Introduction

After publishing the blog series on OIC v2 back in 2022, from time to time we received questions around the OIC v3 custom endpoint and disaster recovery. Radu and me have been discussing creating a mini-series of posts on Oracle Integration Cloud version 3 for over six months. I want to acknowledge his support for the serie.

Oracle Integration cloud is a PaaS service part of Oracle Cloud Infrastructure (OCI).

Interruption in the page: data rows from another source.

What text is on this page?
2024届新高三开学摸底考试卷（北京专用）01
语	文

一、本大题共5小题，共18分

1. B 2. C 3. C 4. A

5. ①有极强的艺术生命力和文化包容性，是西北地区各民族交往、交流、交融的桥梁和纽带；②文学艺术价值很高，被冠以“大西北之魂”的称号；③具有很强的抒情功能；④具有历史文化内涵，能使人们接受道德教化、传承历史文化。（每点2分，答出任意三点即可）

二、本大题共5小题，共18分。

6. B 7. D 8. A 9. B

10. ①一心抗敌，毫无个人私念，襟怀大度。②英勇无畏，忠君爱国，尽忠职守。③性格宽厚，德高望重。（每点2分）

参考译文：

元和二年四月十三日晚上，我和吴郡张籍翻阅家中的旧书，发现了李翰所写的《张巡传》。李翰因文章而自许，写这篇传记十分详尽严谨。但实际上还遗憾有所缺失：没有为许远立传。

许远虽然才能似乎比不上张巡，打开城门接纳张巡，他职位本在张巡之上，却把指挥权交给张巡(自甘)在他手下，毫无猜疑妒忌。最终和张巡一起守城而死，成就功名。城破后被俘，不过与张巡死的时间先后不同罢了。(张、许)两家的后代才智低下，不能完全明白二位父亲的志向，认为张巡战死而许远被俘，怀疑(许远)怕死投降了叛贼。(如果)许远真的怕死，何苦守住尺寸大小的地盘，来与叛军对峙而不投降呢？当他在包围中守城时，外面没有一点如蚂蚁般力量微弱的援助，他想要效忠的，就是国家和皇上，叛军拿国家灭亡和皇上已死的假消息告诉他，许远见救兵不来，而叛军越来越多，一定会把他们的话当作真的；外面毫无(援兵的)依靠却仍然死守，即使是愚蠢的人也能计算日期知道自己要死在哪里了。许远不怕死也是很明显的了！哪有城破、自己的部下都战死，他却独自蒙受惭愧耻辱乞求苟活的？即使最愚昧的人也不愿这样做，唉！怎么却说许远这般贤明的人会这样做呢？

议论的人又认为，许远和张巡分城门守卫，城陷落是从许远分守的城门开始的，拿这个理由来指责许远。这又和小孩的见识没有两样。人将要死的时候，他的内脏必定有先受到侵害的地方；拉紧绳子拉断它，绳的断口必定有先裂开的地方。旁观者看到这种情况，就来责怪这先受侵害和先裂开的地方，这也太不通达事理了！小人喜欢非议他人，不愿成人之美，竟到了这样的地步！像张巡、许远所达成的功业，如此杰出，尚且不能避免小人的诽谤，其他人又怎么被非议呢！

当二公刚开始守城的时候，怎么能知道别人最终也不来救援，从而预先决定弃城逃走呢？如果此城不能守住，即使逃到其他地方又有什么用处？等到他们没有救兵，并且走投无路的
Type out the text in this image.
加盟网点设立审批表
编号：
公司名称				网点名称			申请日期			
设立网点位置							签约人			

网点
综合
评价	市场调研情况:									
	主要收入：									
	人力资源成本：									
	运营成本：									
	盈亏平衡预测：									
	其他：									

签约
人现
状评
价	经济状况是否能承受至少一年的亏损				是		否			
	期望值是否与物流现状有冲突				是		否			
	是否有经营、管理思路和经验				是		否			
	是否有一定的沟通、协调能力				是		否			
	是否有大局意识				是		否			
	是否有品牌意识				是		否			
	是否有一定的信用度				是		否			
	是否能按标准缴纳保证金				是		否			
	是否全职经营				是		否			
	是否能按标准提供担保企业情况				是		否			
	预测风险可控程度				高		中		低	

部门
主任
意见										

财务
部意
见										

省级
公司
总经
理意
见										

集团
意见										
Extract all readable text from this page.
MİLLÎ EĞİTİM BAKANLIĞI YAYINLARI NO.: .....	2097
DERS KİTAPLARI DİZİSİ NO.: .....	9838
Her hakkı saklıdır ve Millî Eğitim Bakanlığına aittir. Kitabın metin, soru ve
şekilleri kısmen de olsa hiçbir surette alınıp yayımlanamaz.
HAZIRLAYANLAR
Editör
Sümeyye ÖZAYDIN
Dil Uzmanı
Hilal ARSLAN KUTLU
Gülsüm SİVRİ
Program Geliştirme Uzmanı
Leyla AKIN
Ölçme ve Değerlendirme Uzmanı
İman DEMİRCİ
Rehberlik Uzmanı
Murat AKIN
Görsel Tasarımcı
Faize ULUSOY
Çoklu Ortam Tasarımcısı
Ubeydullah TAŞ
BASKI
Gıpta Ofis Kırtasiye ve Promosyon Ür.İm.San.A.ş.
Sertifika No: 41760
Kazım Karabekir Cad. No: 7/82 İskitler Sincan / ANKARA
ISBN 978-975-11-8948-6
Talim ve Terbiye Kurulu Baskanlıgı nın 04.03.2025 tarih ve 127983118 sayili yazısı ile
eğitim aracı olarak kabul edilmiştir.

After provisioning the service, a customer will have two urls: the Design-time url where the integrations are provisioned and monitored and the Runtime where url where the integrations are used. The design time url can’t be modified. The runtime url is be part of the domain ocp.oraclecloud.com.  
This blog focuses on the step by step configuration of a custom endpoint for the runtime url.

If you are looking for creating a custom endpoint for OIC version 2, check out this blog.

 

Create the Customer-Managed Custom Endpoint

 

Before following the steps below, please read the official documentation on the Custom Endpoint.

 

Prerequisites for Configuring a Customer-Managed Custom Endpoint

 

We will follow the steps from the Public Documentation that can be found here.

 

Create the VCN

For the purpose of this blog, we will create a new VCN with a single Public Subnet (an existing Public Subnet can be used) and use the Default Route Table and the default Security list.

– After the provisioning of the subnet, create an Internet Gateway and a Nat Gateway.
– Add an Internet Gateway target type route entry for the default route (0.0.0.0/0)
– Resolve the IP address of the Runtime hostname.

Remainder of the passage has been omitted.